The strategy rethinks comes as the firm warns that its annual profits this will be £30m to £40m down on previous expectations due to restructuring costs and additional provisions for loss making contracts. These contracts include the Queensferry Crossing in Scotland, which supposedly came in under budget last year.
“The review will reduce the size of the construction business, focusing on its key strengths in markets and sectors with sustainable prospects for profitability and growth, where we have a track record of success,” the company announced today.
The strategy review is an early and decisive move by new chief executive Graham Prothero, who stepped up from finance director last month when Peter Truscott left to join Crest Nicholson. [See our previous report here.]
Galliford Try’s announcement comes just a day after Kier also launched a strategy review under new chief executive Andrew Davies. With Interserve having already fallen into administration and been taken over by its banks and Carillion gone, only Morgan Sindall of the top five contractors has yet to hit the rocks, it seems. Balfour Beatty was ahead of the curve, encountering headwinds five years ago and bringing in Leo Quinn as chief executive to effect a turnaround.

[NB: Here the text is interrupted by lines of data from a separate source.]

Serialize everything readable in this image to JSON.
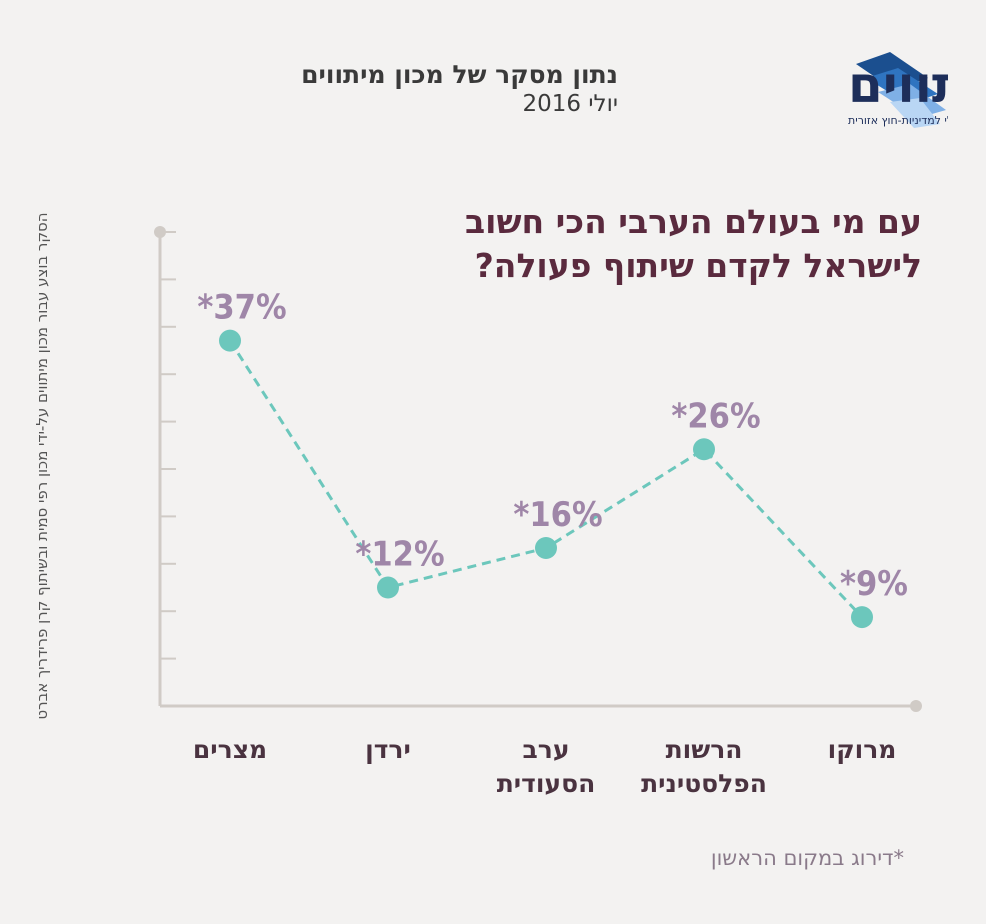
{
  "header": {
    "line1": "נתון מסקר של מכון מיתווים",
    "line2": "יולי 2016",
    "logo_name": "מיתווים",
    "logo_tagline": "המכון הישראלי למדיניות-חוץ אזורית"
  },
  "side_note": "הסקר בוצע עבור מכון מיתווים על-ידי מכון רפי סמית ובשיתוף קרן פרידריך אברט",
  "footnote": "*דירוג במקום הראשון",
  "colors": {
    "title": "#5a2a3e",
    "value_labels": "#9f86a8",
    "line": "#6cc7bc",
    "axis": "#d0cbc6"
  },
  "chart_data": {
    "type": "line",
    "title": "עם מי בעולם הערבי הכי חשוב\nלישראל לקדם שיתוף פעולה?",
    "categories": [
      "מצרים",
      "ירדן",
      "ערב\nהסעודית",
      "הרשות\nהפלסטינית",
      "מרוקו"
    ],
    "values": [
      37,
      12,
      16,
      26,
      9
    ],
    "value_labels": [
      "*37%",
      "*12%",
      "*16%",
      "*26%",
      "*9%"
    ],
    "ylim": [
      0,
      48
    ],
    "grid": false
  }
}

Galliford Try said that its review includes an assessment of operational progress and contract positions throughout its construction division. “The board anticipates that this review will result in reduced profitability in the current year reflecting a reassessment of positions in legacy and some current contracts and the effect of some recent adverse settlements, as well as the costs of the restructure,” it said. “The single largest element relates to the Queensferry Crossing joint venture, which has recently increased its estimated final costs on the project. With regard to the claim in respect of the completed Aberdeen Western Peripheral Route (AWPR), and the previously disclosed £38m work in progress balance in respect of three contracts for a single client, our position is unchanged.”
The strategy review is expected to be concluded swiftly and further details will be announced on 21st May 2019 in the next scheduled update to shareholders.
Galliford Try has so far lost £123m on the AWPR project that was originally a three-party joint venture with Balfour Beatty and Carillion. It was eventually completed with Carillion.
The final cost of the Queensferry Crossing project was put at £1.34bn by auditors in August 2018. This was 8-16% less than the £1.45bn to £1.6bn estimated at the start of construction.
For the contractors building it on a fixed price contract – Hochtief, Dragados, American Bridge and Morrison Construction (Galliford Try) – it seems not to have been quuite the triumph that was previously proclaimed.
Both the Queensferry Crossing and the AWPR were undertaken on fixed-price terms – agreed in 2011 and 2014 respectively.